Faisal bin Ali Jaber asked for an apology. He didn’t even get an acknowledgment.
The 57-year-old has been on a quest for justice since his brother-in-law and nephew were killed in a U.S. drone strike at a village mosque in Khashamir, Yemen in 2012.
“Our family are not your enemy,” Jaber said in a statement. “In fact, the people you killed had strongly and publicly opposed al Qaeda.”
He attended a meeting at the White House in 2013, but officials there refused to recognize that innocent civilians had been killed by American counter-terrorism efforts in Yemen. Losing hope that the U.S. would admit that its drone program overstepped the bounds of the law, Jaber decided to take the matter to court.
Earlier this week, his lawyers at the human rights organization Reprieve said that he would settle the case in exchange for an apology and an explanation of what happened on the August day when his family members were killed.
He got neither. Instead, lawyers for the Justice Department responded to Jaber’s appeal with the same statement that’s been offered to many who have sought redress for drone strikes.
“The government could not confirm or deny” that the strike occurred, Justice Department attorneys wrote in a filing issued on Wednesday.
“Plaintiffs ask the Court to second-guess a series of complicated policy decisions allegedly made by the Executive regarding whether to conduct a counterterrorism operation,” the statement read. “The Executive makes such decisions after, among other things, weighing sensitive intelligence information and diplomatic considerations, far afield from the judiciary’s area of expertise.”
But the administration has taken steps to assess and even apologize for its use of drones in other instances.
In April, president Obama expressed “profound regret” over the drone strike that killed an American and an Italian aid worker. Warren Weinstein and Giovanni Lo Porto were being held captive by al Qaeda in a compound in a remote part of Pakistan which was hit by a drone in January.
“As president and as commander-in-chief, I take full responsibility for all our counterterrorism operations,” Obama added. “On behalf of the United States government, I offer our deepest apologies to the families.”
Repreive, which has supported Jaber’s quest for justice, compared how the administration responded to the deaths of the two Western nationals and its client’s Yemeni relatives.
“There is no good reason that the President stood up in front of the world with the Lo Porto and Weinstein families to say sorry for the [United States’] tragic mistake, but can’t do so for a Yemeni man,” Cori Crider of Reprieve said in a statement emailed to ThinkProgress on Friday. “The hypocrisy of the Administration’s stance sends a harmful message, telling the entire Muslim world that its lives have no value to the United States.”
The administration has rebutted claims that there is a double standard based on nationality.
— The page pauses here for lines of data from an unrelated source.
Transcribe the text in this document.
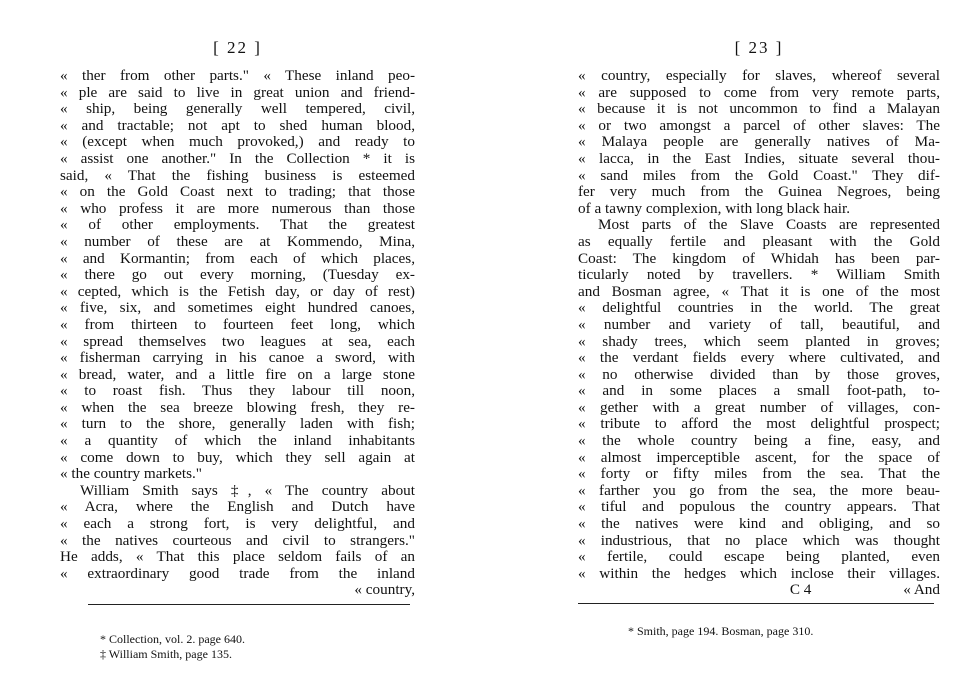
[ 22 ]
« ther from other parts." « These inland peo-
« ple are said to live in great union and friend-
« ship, being generally well tempered, civil,
« and tractable; not apt to shed human blood,
« (except when much provoked,) and ready to
« assist one another." In the Collection * it is
said, « That the fishing business is esteemed
« on the Gold Coast next to trading; that those
« who profess it are more numerous than those
« of other employments. That the greatest
« number of these are at Kommendo, Mina,
« and Kormantin; from each of which places,
« there go out every morning, (Tuesday ex-
« cepted, which is the Fetish day, or day of rest)
« five, six, and sometimes eight hundred canoes,
« from thirteen to fourteen feet long, which
« spread themselves two leagues at sea, each
« fisherman carrying in his canoe a sword, with
« bread, water, and a little fire on a large stone
« to roast fish. Thus they labour till noon,
« when the sea breeze blowing fresh, they re-
« turn to the shore, generally laden with fish;
« a quantity of which the inland inhabitants
« come down to buy, which they sell again at
« the country markets."
William Smith says ‡, « The country about
« Acra, where the English and Dutch have
« each a strong fort, is very delightful, and
« the natives courteous and civil to strangers."
He adds, « That this place seldom fails of an
« extraordinary good trade from the inland
« country,
* Collection, vol. 2. page 640.
‡ William Smith, page 135.
[ 23 ]
« country, especially for slaves, whereof several
« are supposed to come from very remote parts,
« because it is not uncommon to find a Malayan
« or two amongst a parcel of other slaves: The
« Malaya people are generally natives of Ma-
« lacca, in the East Indies, situate several thou-
« sand miles from the Gold Coast." They dif-
fer very much from the Guinea Negroes, being
of a tawny complexion, with long black hair.
Most parts of the Slave Coasts are represented
as equally fertile and pleasant with the Gold
Coast: The kingdom of Whidah has been par-
ticularly noted by travellers. * William Smith
and Bosman agree, « That it is one of the most
« delightful countries in the world. The great
« number and variety of tall, beautiful, and
« shady trees, which seem planted in groves;
« the verdant fields every where cultivated, and
« no otherwise divided than by those groves,
« and in some places a small foot-path, to-
« gether with a great number of villages, con-
« tribute to afford the most delightful prospect;
« the whole country being a fine, easy, and
« almost imperceptible ascent, for the space of
« forty or fifty miles from the sea. That the
« farther you go from the sea, the more beau-
« tiful and populous the country appears. That
« the natives were kind and obliging, and so
« industrious, that no place which was thought
« fertile, could escape being planted, even
« within the hedges which inclose their villages.
C 4	« And
* Smith, page 194. Bosman, page 310.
While he didn’t speak to Jaber’s case specifically, White House’s National Security Council chief spokesman, Ned Price said, “The US government takes seriously all credible reports of non-combatant deaths and injuries — irrespective of nationality — and recognizes that every loss of innocent life is tragic. In those rare instances in which it appears non-combatants may have been killed or injured, we have, when appropriate, provided acknowledgement and compensation to the victims or their families.”
The issue of compensation is further complicates Jaber’s case. According to Reprieve, his family was given $100,000 cash at a meeting with the Yemeni National Security Bureau. The Yemeni official who passed off the bag of money told a member of Jaber’s family that it was from the U.S.
His lawyers believe the money reveals that the deaths were “a mistake” although it came with no such acknowledgement. That’s led Jaber to see the payment as something different: hush money.
“[T]his is not justice,” he said in a statement. “There are many other families in Yemen who have lost innocent relatives in US drone strikes but do not receive hush money for speaking out.”
According to the Bureau of Investigative Journalism, up to 725 people in Yemen have killed by drone strikes. As many as 101 of them may have been civilians.